Earning a college degree is primarily about preparing for the job market. Many vocations do not require a four-year degree, and lots of young people prefer a short path to the working world. Small community schools offer a faster route to many good jobs in a variety of fields.
A four-year degree is often just a beginning. Students should have guidance regarding how much of a commitment is needed for the vocation they choose.
Predictors of Success in College
The high school years are generally when students begin to get serious about education, although many head off to higher education unprepared. They may be more interested in the college experience than the benefits. There are predictors that enhance a student’s chances of a successful college experience:
- Better than average performance in public school – achievement confirmed by PSAT scores
- Well-developed study habits – assignments completed on time without parental intervention
- A stable family background – student feels support away from home
- Sense on independence and good decision-making habits – priorities in order of most important things done first
- No problems with drugs or alcohol
- Life skills – can wash clothes, pack, organize surroundings, a clear idea of job choice
- Willingness to work part-time if necessary
- Ability to manage finances – can live on a budget
Many high school graduates are not ready for college at age 18. Keeping this in mind is wise. But parents should insist that their high school graduate keep moving toward independence by working fulll-time for a year or more.
A year or two spent acquiring life skills and responsible habits can make a big difference with students who are not ready for college when they graduate.
How to Reduce College Costs
Parents and students should be concerned with ever-increasing costs of college. Of course, there are many scholarships large and small from thousands of sources for students who are academically talented or who possess special creative gifts.
The Federal Student Aid Office offers over $100 billion in aid to 14 million students and their families. It is a reliable place to start. Counselors have access to many resources about scholarships.

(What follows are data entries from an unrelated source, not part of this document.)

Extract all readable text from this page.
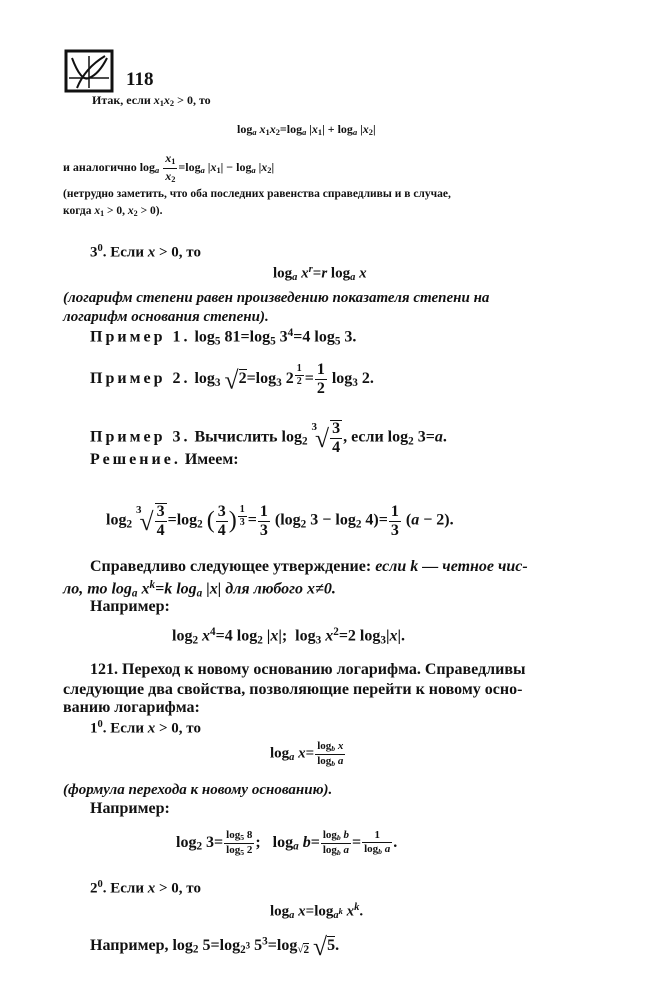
118
Итак, если $x_1x_2 > 0$, то
$\log_a x_1x_2=\log_a$ $|x_1| + \log_a |x_2|$
и аналогично $\log_a \frac{x_1}{x_2} =\log_a$ $|x_1| - \log_a |x_2|$
(нетрудно заметить, что оба последних равенства справедливы и в случае,
когда $x_1 > 0$, $x_2 > 0$).
$3^0$. Если x > 0, то
$\log_a x^r=r$ $\log_a x$
(логарифм степени равен произведению показателя степени на
логарифм основания степени).
Пример 1. $\log_5 81=\log_5$ $3^4=4$ $\log_5 3$.
Пример 2. $\log_3 √2=\log_3$ 2 $^{\frac{1}{2}} = \frac{1}{2} \log_3 2$.
Пример 3. Вычислить $\log_2 ^3√ \frac{3}{4}$ , если $\log_2 3=a$.
Решение. Имеем:
$\log_2 ^3√ \frac{3}{4} =\log_2$ ( $\frac{3}{4}$ ) $^{\frac{1}{3}} = \frac{1}{3} (\log_2$ $3 - \log_2 4)= \frac{1}{3} (a - 2)$.
Справедливо следующее утверждение: если k — четное чис-
ло, то $\log_a x^k=k$ $\log_a |x|$ для любого x≠0.
Например:
$\log_2 x^4=4$ $\log_2 |x|$;  $\log_3 x^2=2$ $\log_3|x|$.
121. Переход к новому основанию логарифма. Справедливы
следующие два свойства, позволяющие перейти к новому осно-
ванию логарифма:
$1^0$. Если x > 0, то
$\log_a x= \frac{\log_b x}{\log_b a}$
(формула перехода к новому основанию).
Например:
$\log_2 3= \frac{\log_5 8}{\log_5 2}$ ;   $\log_a b= \frac{\log_b b}{\log_b a} = \frac{1}{\log_b a}$ .
$2^0$. Если x > 0, то
$\log_a x=\log_{a^k}$ $x^k$.
Например, $\log_2 5=\log_{2^3}$ $5^3=\log_{√2}$ √5.
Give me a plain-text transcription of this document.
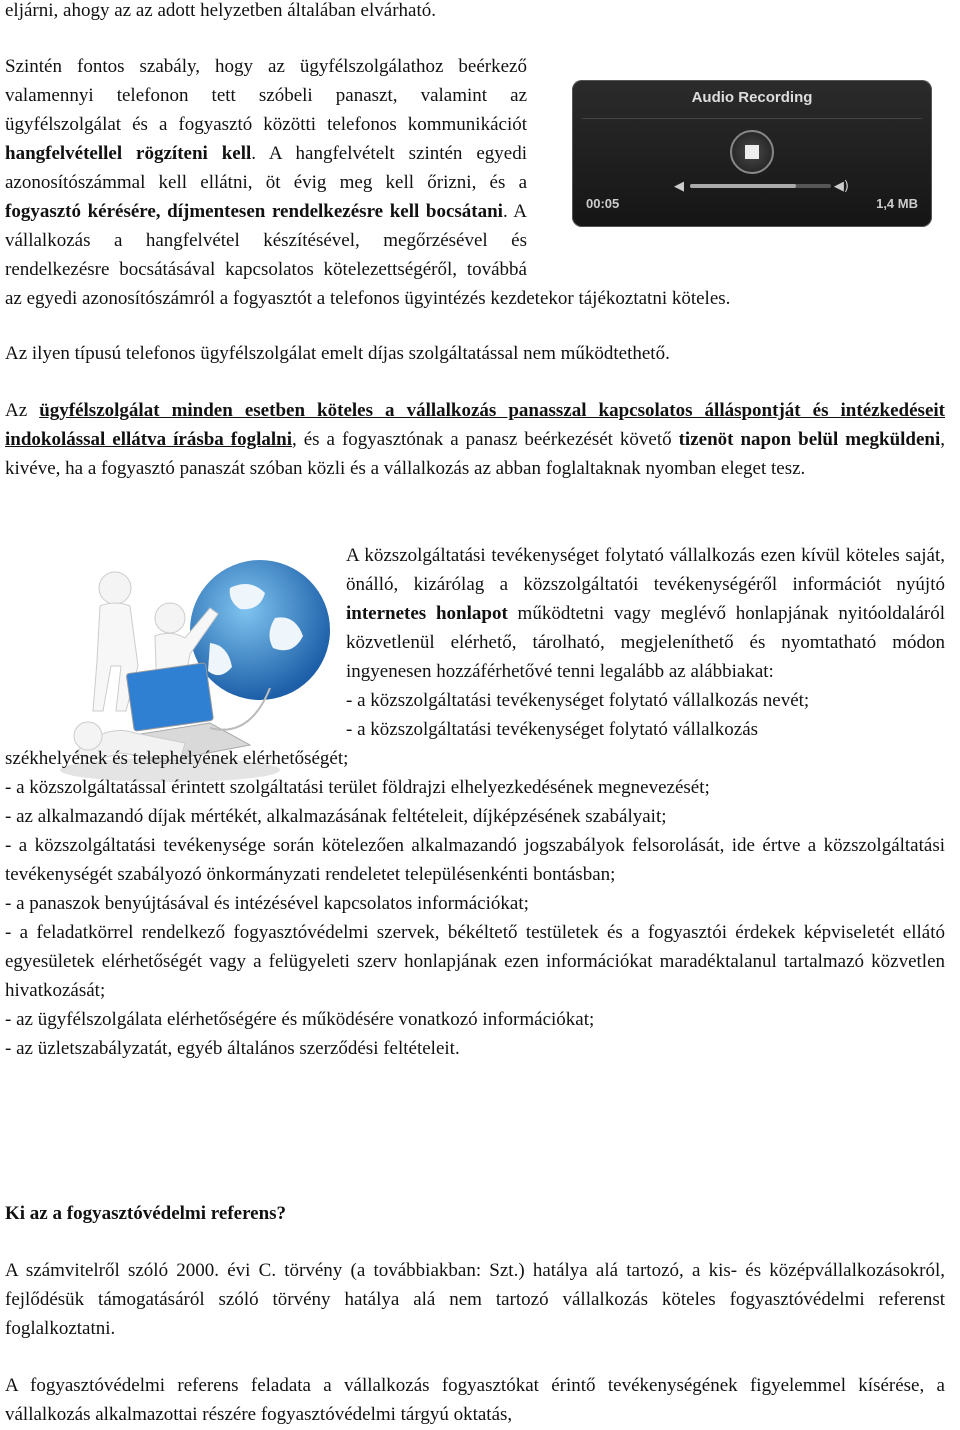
eljárni, ahogy az az adott helyzetben általában elvárható.

Audio Recording
◀	◀)
00:05	1,4 MB

Szintén fontos szabály, hogy az ügyfélszolgálathoz beérkező valamennyi telefonon tett szóbeli panaszt, valamint az ügyfélszolgálat és a fogyasztó közötti telefonos kommunikációt hangfelvétellel rögzíteni kell. A hangfelvételt szintén egyedi azonosítószámmal kell ellátni, öt évig meg kell őrizni, és a fogyasztó kérésére, díjmentesen rendelkezésre kell bocsátani. A vállalkozás a hangfelvétel készítésével, megőrzésével és rendelkezésre bocsátásával kapcsolatos kötelezettségéről, továbbá az egyedi azonosítószámról a fogyasztót a telefonos ügyintézés kezdetekor tájékoztatni köteles.

Az ilyen típusú telefonos ügyfélszolgálat emelt díjas szolgáltatással nem működtethető.

Az ügyfélszolgálat minden esetben köteles a vállalkozás panasszal kapcsolatos álláspontját és intézkedéseit indokolással ellátva írásba foglalni, és a fogyasztónak a panasz beérkezését követő tizenöt napon belül megküldeni, kivéve, ha a fogyasztó panaszát szóban közli és a vállalkozás az abban foglaltaknak nyomban eleget tesz.

A közszolgáltatási tevékenységet folytató vállalkozás ezen kívül köteles saját, önálló, kizárólag a közszolgáltatói tevékenységéről információt nyújtó internetes honlapot működtetni vagy meglévő honlapjának nyitóoldaláról közvetlenül elérhető, tárolható, megjeleníthető és nyomtatható módon ingyenesen hozzáférhetővé tenni legalább az alábbiakat:

- a közszolgáltatási tevékenységet folytató vállalkozás nevét;

- a közszolgáltatási tevékenységet folytató vállalkozás

székhelyének és telephelyének elérhetőségét;

- a közszolgáltatással érintett szolgáltatási terület földrajzi elhelyezkedésének megnevezését;

- az alkalmazandó díjak mértékét, alkalmazásának feltételeit, díjképzésének szabályait;

- a közszolgáltatási tevékenysége során kötelezően alkalmazandó jogszabályok felsorolását, ide értve a közszolgáltatási tevékenységét szabályozó önkormányzati rendeletet településenkénti bontásban;

- a panaszok benyújtásával és intézésével kapcsolatos információkat;

- a feladatkörrel rendelkező fogyasztóvédelmi szervek, békéltető testületek és a fogyasztói érdekek képviseletét ellátó egyesületek elérhetőségét vagy a felügyeleti szerv honlapjának ezen információkat maradéktalanul tartalmazó közvetlen hivatkozását;

- az ügyfélszolgálata elérhetőségére és működésére vonatkozó információkat;

- az üzletszabályzatát, egyéb általános szerződési feltételeit.

Ki az a fogyasztóvédelmi referens?

A számvitelről szóló 2000. évi C. törvény (a továbbiakban: Szt.) hatálya alá tartozó, a kis- és középvállalkozásokról, fejlődésük támogatásáról szóló törvény hatálya alá nem tartozó vállalkozás köteles fogyasztóvédelmi referenst foglalkoztatni.

A fogyasztóvédelmi referens feladata a vállalkozás fogyasztókat érintő tevékenységének figyelemmel kísérése, a vállalkozás alkalmazottai részére fogyasztóvédelmi tárgyú oktatás,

Private schools tend to be more expensive than public ones. A quality education can be obtained at many public schools. State educational institutions are rated by various agencies.
The business of education has spawned numerous for-profit colleges. Many of these are quite large and widespread. Before choosing a for-profit college, students should research it thoroughly. They are not necessarily a cheaper or better route.
Generally speaking, people with college degrees make significantly more money over a lifetime than those without a degree, but the dropout rate for college freshmen is 30%. Parents need to work closely with children to encourage the college experience and recognize what skills are needed for success. Parents should begin early to prepare children for college.